安孫子さん:料理の味見って、上から順番に求められるものなんです。料理長が副料理長に、それから各部署のチーフ、最後の最後に我々下っ端が食べさせてもらえるんですよ。3年目のある日、料理長から直接味見を求められて驚きました。いつも叱られていた人に認めてもらったことがうれしくって、感動しましたね。辞めないで頑張ってよかったと思いました。その後、銀座店に移って副料理長になることができました。
——安孫子さんが認められた瞬間ですね。本当に頑張ってよかったですね。
安孫子さん:修行を通して得られたのは、料理の知識や技術はもちろんなんですが、それ以上に「雑草魂」でしたね。日が当たらなくても、踏みにじられても、じっと耐えて踏ん張り続ける。それがあるから、自分でお店を始めてから大変なことがあっても、踏ん張ることができるんです。
——新潟でお店を始めることになったのはどうしてなんですか?
安孫子さん:「いつかは自分でお店をやりたい」と思うようになっていたので、子どもが生まれたタイミングで新潟に戻ってきたんですよ。結婚式場で働きながら開店準備をして、2018年に「Brasserie L’orange」をオープンしました。
——どんなことにこだわって料理を作っていますか?
安孫子さん:伝統的でクラシックなフランス料理の要素は、必ず守りながら料理を作るようにしています。そこを外してしまうと、フランス料理とは違うものになってしまうと思うんです。
——具体的にはどんな部分なのでしょうか。
安孫子さん:例えばソースはフランス料理の製法をしっかり守って作っていますし、あと火入れにはこだわっているんです。機械は使わずに、自分の経験や勘を頼りに火加減の調節をしたいんですよ。だから低温調理は一切やりません。あと仕込みはあまりやらずに、オーダーをいただいてから野菜や肉をカットするようにしています。カットしてしまうと、食材が持つうま味が逃げてしまうんですよ。その分お時間をいただくことになりますけど、そこはこだわっているところです。
——そんなこだわりの詰まったおすすめ料理を教えてください。
安孫子さん:「黒トリュフのスープ」ですね。これはポール・ボキューズの店で修行して、担当したことがある人間しか作れない料理なんです。鶏ブイヨンと牛ほほ肉、香味野菜を一緒に煮込んで、そこにフォアグラのテリーヌ、黒トリュフ、牛ほほ肉などを入れ、味付けしてパイで包み焼きした料理です。
——すごくいい香りがして美味しそうですね。安孫子さんはフランス料理の魅力ってどんなところだと思いますか?

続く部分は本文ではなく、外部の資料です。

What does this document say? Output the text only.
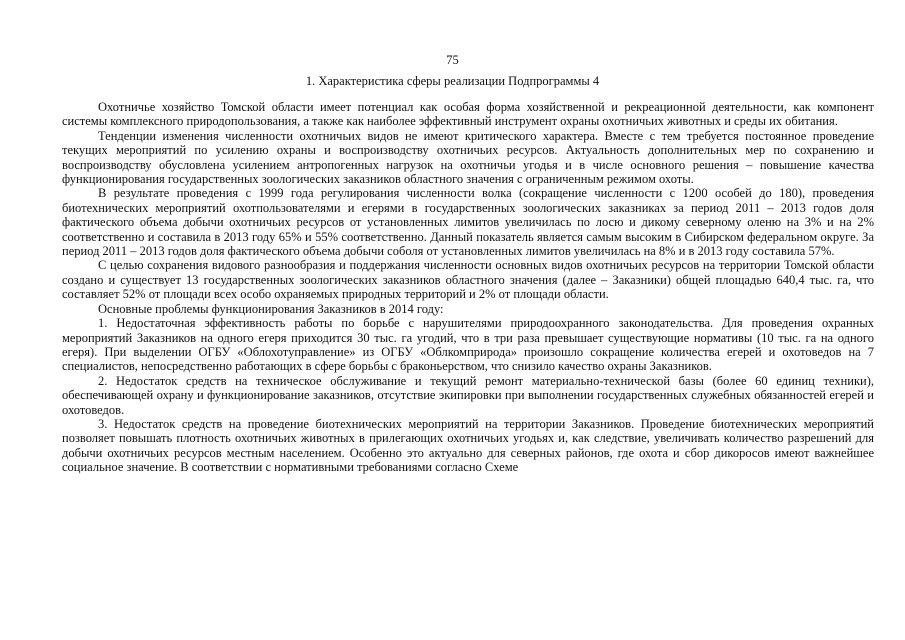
75
1. Характеристика сферы реализации Подпрограммы 4

Охотничье хозяйство Томской области имеет потенциал как особая форма хозяйственной и рекреационной деятельности, как компонент системы комплексного природопользования, а также как наиболее эффективный инструмент охраны охотничьих животных и среды их обитания.

Тенденции изменения численности охотничьих видов не имеют критического характера. Вместе с тем требуется постоянное проведение текущих мероприятий по усилению охраны и воспроизводству охотничьих ресурсов. Актуальность дополнительных мер по сохранению и воспроизводству обусловлена усилением антропогенных нагрузок на охотничьи угодья и в числе основного решения – повышение качества функционирования государственных зоологических заказников областного значения с ограниченным режимом охоты.

В результате проведения с 1999 года регулирования численности волка (сокращение численности с 1200 особей до 180), проведения биотехнических мероприятий охотпользователями и егерями в государственных зоологических заказниках за период 2011 – 2013 годов доля фактического объема добычи охотничьих ресурсов от установленных лимитов увеличилась по лосю и дикому северному оленю на 3% и на 2% соответственно и составила в 2013 году 65% и 55% соответственно. Данный показатель является самым высоким в Сибирском федеральном округе. За период 2011 – 2013 годов доля фактического объема добычи соболя от установленных лимитов увеличилась на 8% и в 2013 году составила 57%.

С целью сохранения видового разнообразия и поддержания численности основных видов охотничьих ресурсов на территории Томской области создано и существует 13 государственных зоологических заказников областного значения (далее – Заказники) общей площадью 640,4 тыс. га, что составляет 52% от площади всех особо охраняемых природных территорий и 2% от площади области.

Основные проблемы функционирования Заказников в 2014 году:

1. Недостаточная эффективность работы по борьбе с нарушителями природоохранного законодательства. Для проведения охранных мероприятий Заказников на одного егеря приходится 30 тыс. га угодий, что в три раза превышает существующие нормативы (10 тыс. га на одного егеря). При выделении ОГБУ «Облохотуправление» из ОГБУ «Облкомприрода» произошло сокращение количества егерей и охотоведов на 7 специалистов, непосредственно работающих в сфере борьбы с браконьерством, что снизило качество охраны Заказников.

2. Недостаток средств на техническое обслуживание и текущий ремонт материально-технической базы (более 60 единиц техники), обеспечивающей охрану и функционирование заказников, отсутствие экипировки при выполнении государственных служебных обязанностей егерей и охотоведов.

3. Недостаток средств на проведение биотехнических мероприятий на территории Заказников. Проведение биотехнических мероприятий позволяет повышать плотность охотничьих животных в прилегающих охотничьих угодьях и, как следствие, увеличивать количество разрешений для добычи охотничьих ресурсов местным населением. Особенно это актуально для северных районов, где охота и сбор дикоросов имеют важнейшее социальное значение. В соответствии с нормативными требованиями согласно Схеме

安孫子さん:フランス料理の持つクラシカルな部分に、作るシェフのオリジナリティがうまく噛み合ったときに、感動的な美味しさが生まれるんですよ。私も作ったものを味見してみて、それが思っていた以上に美味いとひとりでニヤニヤしてしまいます。そういうときは、それを食べるお客様の反応がとても気になりますね。
——最後に、これからどんなふうに料理を作っていきたいと思っていますか?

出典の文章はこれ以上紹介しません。